[Mailman-Users] Challenge
Keith Mastin
kmastin at beechtree.ca
Mon Feb 17 23:39:47 CET 2003
>At 04:11 PM 2/17/2003, you wrote:
>>At 20:13 17/02/2003, Cody Harris wrote:
>>Why not use Win 98 as a server platform on which to run Mailman?
>>
>>Quite simply because it is not a robust Operating System with any real
>>pretensions to being even a modestly secure server platform. Win 98, 98SE
>>and ME have never been proposed for such use, even by Microsoft, and for
>>the good reasons that they are not suitable for it.
>>
>>Expending effort on getting Mailman to run on Win 98 is a waste of effort.
>>Win NT has no future but might have been an arguable case, Win 2k and XP
>>also an arguable case.
>>
>>But, if you've got modest Wintel hardware,the best way to exploit it is
>>with Linux. For effectively nothing, you get a robust, secure server
>>platform which will do more work under Linux that under a modern Micrososft OS.
>
>I think that is the first time I've heard Microsoft accused of making an
>OS! Ha! Which platform do they sell that could be considered an
>OS? Certainly not Win98, as you indicated.
>
>I couldn't agree more, though, about setting up a Linux box to run the mail
>server, list server, etc., on. Then you don't have to worry about lost
>mail, etc., when you get the pop-up message on the Windows desktop that
>says, "Warning! Your mouse has moved, you must restart Windows OK"
Here's a living example of the differences between the two systems, which
might be extrapolated into more than just M$ vs linux or OSS vs
proprietary... bacause M$, unfortunatley is not the only culprit in this
little story.
I have a client who just spent $400k on upgrading a stack of systems so
they could use ACCPAC as an accounting system, and have it available from
their remote sites through a VPN. The 16 desktop machines are all
P4's running WinXPPro and Win2kPro with NexLand 4000+ Symantec
VPN/Firewalls running on the respective site gateways. They did this on
their own and on advice from the clowns who built all their machines for
them and also, BTW, sold them ACCPAC and the hefty training fee.
They had some network problems, and asked me to take a look to see if
anything could be improved...
They now need to dish out about 200 hours worth of service time because I
found that they got invaded with a subseven trojan and and irc-flood
backdoor that's sending all their keystrokes out to some lucky recipient.
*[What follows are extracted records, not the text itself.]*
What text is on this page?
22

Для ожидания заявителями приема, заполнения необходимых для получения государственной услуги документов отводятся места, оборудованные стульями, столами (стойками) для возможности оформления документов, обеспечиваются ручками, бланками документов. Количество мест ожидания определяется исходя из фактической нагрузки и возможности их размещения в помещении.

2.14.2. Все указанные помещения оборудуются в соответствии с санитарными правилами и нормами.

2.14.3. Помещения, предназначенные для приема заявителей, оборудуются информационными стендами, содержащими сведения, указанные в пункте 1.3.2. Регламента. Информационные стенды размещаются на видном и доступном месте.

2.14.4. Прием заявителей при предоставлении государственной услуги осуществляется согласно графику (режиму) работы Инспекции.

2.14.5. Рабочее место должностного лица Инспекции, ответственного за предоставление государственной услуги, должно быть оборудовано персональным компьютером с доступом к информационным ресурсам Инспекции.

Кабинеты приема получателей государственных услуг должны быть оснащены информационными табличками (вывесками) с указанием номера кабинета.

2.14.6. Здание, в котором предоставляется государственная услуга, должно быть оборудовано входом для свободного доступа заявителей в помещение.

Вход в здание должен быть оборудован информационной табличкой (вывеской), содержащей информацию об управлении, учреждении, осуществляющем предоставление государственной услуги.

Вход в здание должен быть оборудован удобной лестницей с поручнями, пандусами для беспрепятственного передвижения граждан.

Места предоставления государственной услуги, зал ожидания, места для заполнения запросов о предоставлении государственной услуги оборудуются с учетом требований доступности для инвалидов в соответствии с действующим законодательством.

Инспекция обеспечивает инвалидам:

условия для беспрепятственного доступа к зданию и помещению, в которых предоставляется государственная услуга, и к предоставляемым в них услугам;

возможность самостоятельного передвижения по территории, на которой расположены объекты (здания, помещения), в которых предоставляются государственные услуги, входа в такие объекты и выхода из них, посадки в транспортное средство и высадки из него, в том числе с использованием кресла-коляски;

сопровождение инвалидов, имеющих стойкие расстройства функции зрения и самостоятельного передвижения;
I have to install and run Sophos AV on every machine and probably rebuild
all their firewall configs. Because they're running XP, I can't suggest
that they allow me to drop in a linux firewall because of the bugs in the
XP tcp/ip stack, not unless they agree to back down to Win2k, which they
can no longer purchase licences and support for.
In comparison, I run sql-ledger that does everything they bought ACCPAC to
do. I run it on a AMD -based system that cost me $700 to build, and
about 20 hours of time to configure it and secure the server system. I can
access it from any point on the globe and feel secure because it's running
through SSL. No trojans, no backdoors, no viruses. My firewall system is
an old p166 with 198 MB RAM running iptables, portsentry, tripwire and
swatch. I almost hate to show them...
If any linux dudes were onboard at the time they were making the
accounting system decision, I'm sure they would have gone with sql-ledger,
a set of nice little firewall boxen and run the VPN tunnel with FreeSwan.
Total cost of the upgrade would have been about $390k less.